Khel Gaon resident B Sireesha has been painting Kashmir for the last two decades, ever since her husband, IPS Dr Srinivas was transferred to Kashmir. The transfer, though scared her parents, turned into a boon for the artist in her.
The serene natural beauty of Kashmir impressed her no end. The beauty also motivated her enough to bring all those colours on the canvas. But the works on display here are not the work of those 20 years that she spent in Kashmir, but these were done in the last one year after the family came to Delhi.
“Everything I experienced in Kashmir has been etched in my mind, and it wasn’t difficult bringing them out on the canvases,” says Sireesha.

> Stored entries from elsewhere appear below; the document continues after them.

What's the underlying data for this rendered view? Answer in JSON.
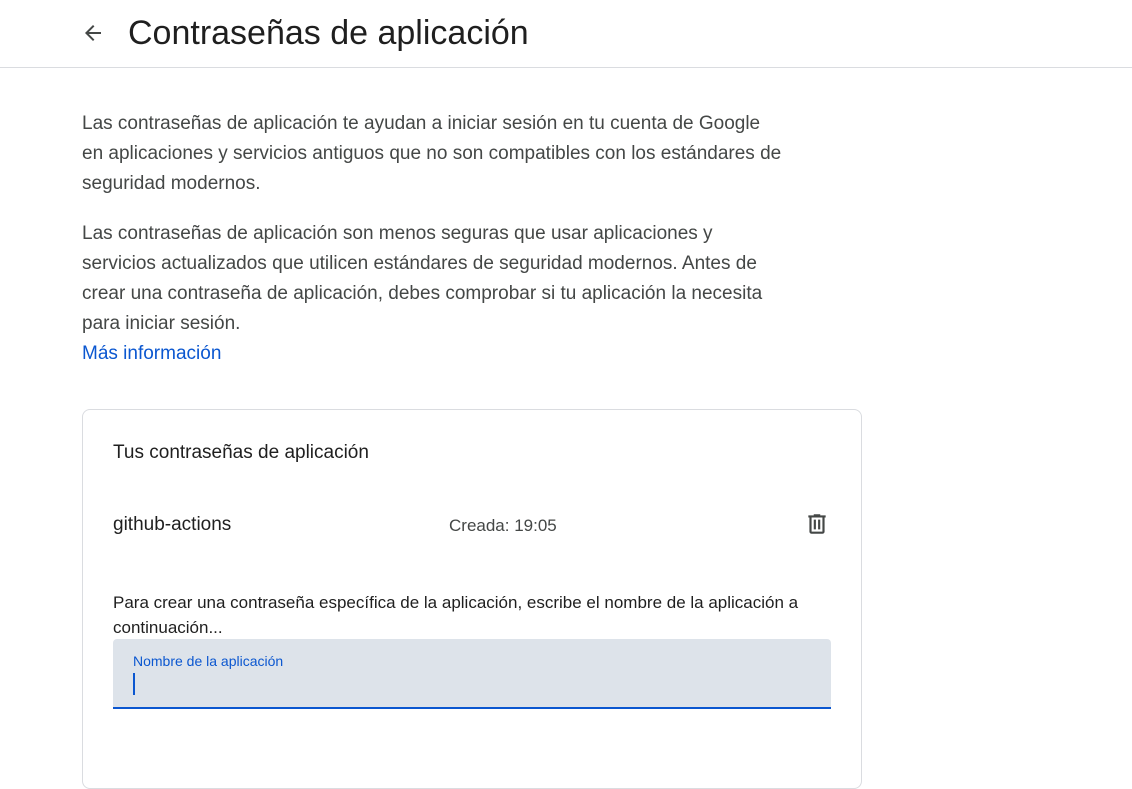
{
  "header": {
    "back_icon": "arrow-back-icon",
    "title": "Contraseñas de aplicación"
  },
  "intro": {
    "paragraph1": "Las contraseñas de aplicación te ayudan a iniciar sesión en tu cuenta de Google en aplicaciones y servicios antiguos que no son compatibles con los estándares de seguridad modernos.",
    "paragraph2": "Las contraseñas de aplicación son menos seguras que usar aplicaciones y servicios actualizados que utilicen estándares de seguridad modernos. Antes de crear una contraseña de aplicación, debes comprobar si tu aplicación la necesita para iniciar sesión.",
    "more_link": "Más información"
  },
  "card": {
    "title": "Tus contraseñas de aplicación",
    "passwords": [
      {
        "name": "github-actions",
        "created": "Creada: 19:05",
        "delete_icon": "trash-icon"
      }
    ],
    "create_hint": "Para crear una contraseña específica de la aplicación, escribe el nombre de la aplicación a continuación...",
    "app_name_field": {
      "label": "Nombre de la aplicación",
      "value": ""
    }
  },
  "colors": {
    "link": "#0b57d0",
    "field_background": "#dde3ea",
    "field_underline": "#0b57d0",
    "secondary_text": "#444746",
    "divider": "#dadce0"
  }
}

The best part of her works is that they exude happiness. There is no hint of the strife that the Valley has been experiencing due to militancy.
“Kashmir is just like any other place in the country, or the world. I had many bad and ugly experiences too. But it isn’t at all necessary to bring those dark elements out. I simply love the place, and I didn’t want to portray anything negative. I wanted to show the place in positive light,” she says, adding, “Basically, I’m a happy person. Whatever is there in my mind reflects on the canvas.”
Another amazing thing is that this is the first time that Sireesha has attempted landscapes, though the maturity in her works belies that. “Earlier, I used to do only portraits. It was only last year that I decided to experiment with landscapes,” she says.
The art works done in oil on canvas show immense spatial effects and the grandeur of the Valley, be it the bright orange saffron flowers, the colourful shikaras, the house boats or the pure white lambs.
The flora and fauna and the people of Kashmir that were a part of her life seem to have become participants in her artistic drama that has unfolded on the canvas.
“When I was in Kashmir, I loved spending time with nature. I used to sit and watch the ripples on the Dal lake, the colours reflecting on its water, the colours in the sky during sunrise and sun set, the snow clad mountains, and it never failed to enthrall me,” she remarks.
“Through my works I want to tell everyone that Kashmir is not such a bad place, as is portrayed in media. It is such a beautiful place, and people are indeed good,” she smiles.